Please go upload submission2.txt and script.sh to CMS. (Note: the latter should produce the former when sitting next to the appropriate poems directory.)

Rookie (SUPER LAME) Submission: Open up a browser on your VM, go to CMS, and submit.

Rockstar (AWESOME) Submission: Open up a terminal on your host machine. (host = the machine that is running the VM, guest = the Virtual Machine). Perform a secure copy of the two files from your VM to your host machine.

Backup. If you're not familiar with the cp command it performs a copy:

~$ cp your_file copy_of_your_file
Creates a new file called copy_of_your_file which is a copy of your_file. You can recursive copy ( = copy a directory) using the -r flag:

~$ cp -r your_directory copy_of_your_directory
Secure copy, scp, performs the same functionality, but the files are allowed to be located remotely. When you type vagrant up one of the many things you are told is that the default SSH address is 127.0.0.1:2222. This gives you the address of the guest (127.0.0.1) and the port you should use (2222). From your host machine, you can now type:

~$ scp -P 2222 vagrant@127.0.01:/home/vagrant/3410/lab_unix/script.sh .
Just as you have a username and password associated with your local machine, there is actually a username and password associated with your virtual machine. The default username is "vagrant", which is why we prepend the address with "vagrant@". You will be asked for a password when you hit RETURN. The default password for the vagrant username is is "vagrant". Now, a copy of script.sh will be copied from your VM to your local machine (the host). Not sure of the exact path to script.sh? Type pwd in the directory where script.sh lives and you will be given the full path. Repeat for submission2.txt. Now if you like you can open up a browser and submit your script like a rockstar. Also, for the record, you can also send files back to the VM:

~$ scp -P 2222 file_to_send vagrant@127.0.01:/home/vagrant/
And remember, you can perform a recursive copy if you want to move an entire directory to or from your VM. It is also possible perform the scp from within the VM, but it can be a bit more involved.

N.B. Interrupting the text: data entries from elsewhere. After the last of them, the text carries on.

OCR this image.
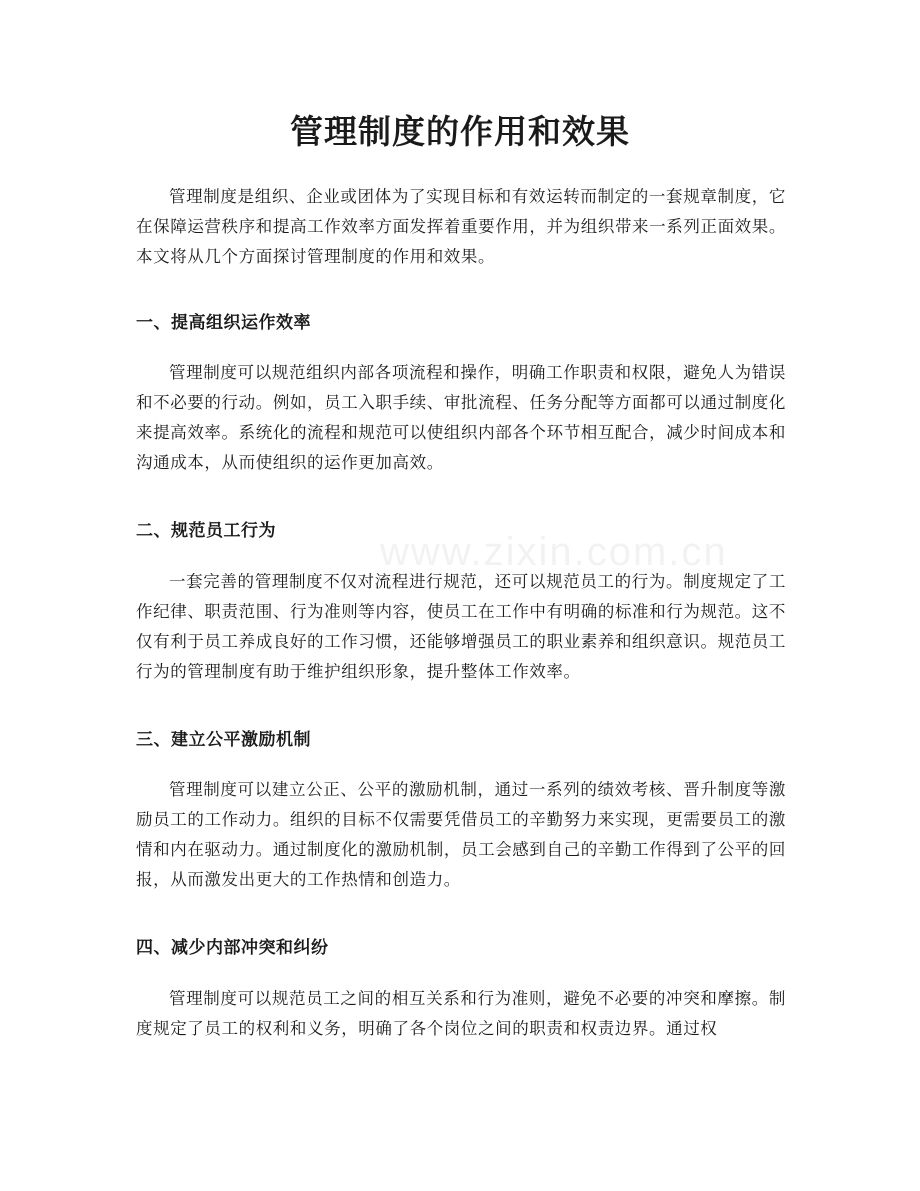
www.zixin.com.cn
管理制度的作用和效果

管理制度是组织、企业或团体为了实现目标和有效运转而制定的一套规章制度，它在保障运营秩序和提高工作效率方面发挥着重要作用，并为组织带来一系列正面效果。本文将从几个方面探讨管理制度的作用和效果。

一、提高组织运作效率

管理制度可以规范组织内部各项流程和操作，明确工作职责和权限，避免人为错误和不必要的行动。例如，员工入职手续、审批流程、任务分配等方面都可以通过制度化来提高效率。系统化的流程和规范可以使组织内部各个环节相互配合，减少时间成本和沟通成本，从而使组织的运作更加高效。

二、规范员工行为

一套完善的管理制度不仅对流程进行规范，还可以规范员工的行为。制度规定了工作纪律、职责范围、行为准则等内容，使员工在工作中有明确的标准和行为规范。这不仅有利于员工养成良好的工作习惯，还能够增强员工的职业素养和组织意识。规范员工行为的管理制度有助于维护组织形象，提升整体工作效率。

三、建立公平激励机制

管理制度可以建立公正、公平的激励机制，通过一系列的绩效考核、晋升制度等激励员工的工作动力。组织的目标不仅需要凭借员工的辛勤努力来实现，更需要员工的激情和内在驱动力。通过制度化的激励机制，员工会感到自己的辛勤工作得到了公平的回报，从而激发出更大的工作热情和创造力。

四、减少内部冲突和纠纷

管理制度可以规范员工之间的相互关系和行为准则，避免不必要的冲突和摩擦。制度规定了员工的权利和义务，明确了各个岗位之间的职责和权责边界。通过权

Feel free to Google it or ask a TA if they can show you.

Postscript: For the adventurous

Take a look at this script, which prompts for a directory name if there is no poems directory, and then uses that name in variable form throughout the script.

#! /bin/bash

# fancier script than the one before

if [ ! -d "poems" ];
then
    echo "What directory should I be using? "
    read dirname
    ls $dirname/* # etc. etc.
fi
Indeed, a script can be far more powerful than simply a series of command lines! If you ever find yourself performing the same task again and again, replace yourself with a small shell script, seriously.

More Info

For more info on UNIX, see man, and the UNIX appendix to All of Programming by Andrew Hilton and Anne Bracy.